Обычно я задумываю рассказы, а пишу повести или романы. В рассказе мне тесновато: хочется поведать о том, что было с героем прежде. Помимо прочего, у него обнаруживается немало родственников, друзей и подруг – о них тоже хочется рассказать. К тому же у героя есть профессия, работа, сослуживцы, да и живет он в определенном месте и конкретном времени. Ну как не отразить и это! Заметили, из современной прозы почти исчез пейзаж? Герои приезжают просто на реку, идут просто в лес, срывают просто цветы и ягоды. Но ведь нет ни одной одинаковой реки, каждая травинка и ягода имеют названия, которые нынешним авторам, как правило, незнакомы. Да и приметы эпохи встретишь у них не часто, если, конечно, речь идет не о ГУЛАГе или «кровавой гэбне». Впрочем, и эти невеселые учреждения писатели скорее воображают, нежели отображают. Чтобы отобразить, надо изучить, а времени так мало – на тусню даже не хватает. Терпеть не могу сочинения, где персонажи напоминают бесполых целлулоидных кукол, помещенных в вакуум.

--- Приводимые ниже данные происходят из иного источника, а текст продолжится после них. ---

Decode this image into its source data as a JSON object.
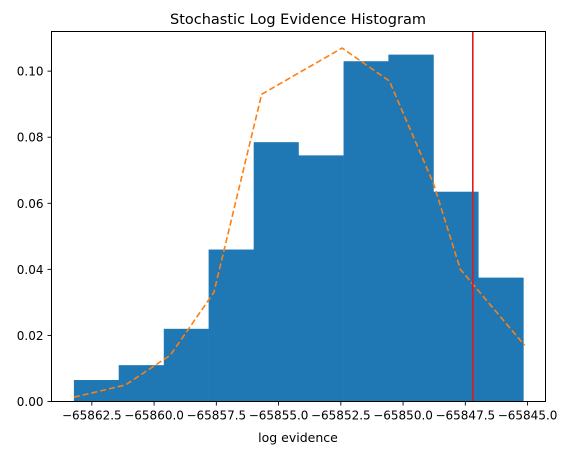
{
  "chart_data": {
    "type": "bar",
    "title": "Stochastic Log Evidence Histogram",
    "xlabel": "log evidence",
    "ylabel": "",
    "xlim": [
      -65864.12,
      -65844.28
    ],
    "ylim": [
      0,
      0.112
    ],
    "grid": false,
    "legend": "none",
    "x_ticks": [
      -65862.5,
      -65860.0,
      -65857.5,
      -65855.0,
      -65852.5,
      -65850.0,
      -65847.5,
      -65845.0
    ],
    "x_tick_labels": [
      "−65862.5",
      "−65860.0",
      "−65857.5",
      "−65855.0",
      "−65852.5",
      "−65850.0",
      "−65847.5",
      "−65845.0"
    ],
    "y_ticks": [
      0.0,
      0.02,
      0.04,
      0.06,
      0.08,
      0.1
    ],
    "y_tick_labels": [
      "0.00",
      "0.02",
      "0.04",
      "0.06",
      "0.08",
      "0.10"
    ],
    "bin_edges": [
      -65863.22,
      -65861.42,
      -65859.61,
      -65857.81,
      -65856.0,
      -65854.2,
      -65852.39,
      -65850.59,
      -65848.78,
      -65846.98,
      -65845.17
    ],
    "values": [
      0.0065,
      0.011,
      0.022,
      0.046,
      0.0785,
      0.0745,
      0.103,
      0.105,
      0.0635,
      0.0375
    ],
    "bar_color": "#1f77b4",
    "density_curve": {
      "style": "dashed",
      "color": "#ff7f0e",
      "x": [
        -65863.22,
        -65861.15,
        -65859.35,
        -65857.6,
        -65855.68,
        -65852.45,
        -65850.55,
        -65848.78,
        -65847.7,
        -65845.12
      ],
      "y": [
        0.0013,
        0.005,
        0.014,
        0.033,
        0.093,
        0.107,
        0.097,
        0.066,
        0.04,
        0.017
      ]
    },
    "reference_line": {
      "x": -65847.2,
      "color": "#e31a1c"
    }
  }
}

Мой же простенький сюжет именно за счет подробностей и деталей обычно «разгромождается», точно замысловатый дачный терем. А ведь намечался малюсенький садовый домик – комнатка с верандой. Первоначально рассказ, задуманный в середине 1980-х, назывался «Вид из президиума». Сюжет несложный: серьезный партийный начальник, сидя на сцене в ряду себе подобных за длинным столом, покрытым красной скатертью, вдруг получает записку от своей давней и, как с годами выяснилось, единственной в жизни любви. Начинает вспоминать. С трибуны тем временем доносится монотонный доклад, потом прения… А он все вспоминает, покрываясь мурашками былой страсти.

Должен заметить, что сюжет с запиской в президиум довольно часто встречался в тогдашнем городском фольклоре, а проще говоря, в анекдотах. Был и такой. XXIV съезд КПСС. Брежнев вдруг получает записку: «Леонид Ильич, а помните, как мы с вами вместе спали? Прошу принять по личному вопросу!» И подпись – «Такая-то». Генсек, известный ходок, смутился, принял в Кремле даму и выполнил ее просьбу, связанную, разумеется, с улучшением жилищных условий. С чем же еще? Она уже покидала кремлевский кабинет, когда Брежнев остановил ее вопросом: «Вы уж извините, товарищ Такая-то, но что-то не припомню, где и когда мы спали?» – «Ну как же! На XXIII съезде. Я – в зале. А вы – в президиуме…»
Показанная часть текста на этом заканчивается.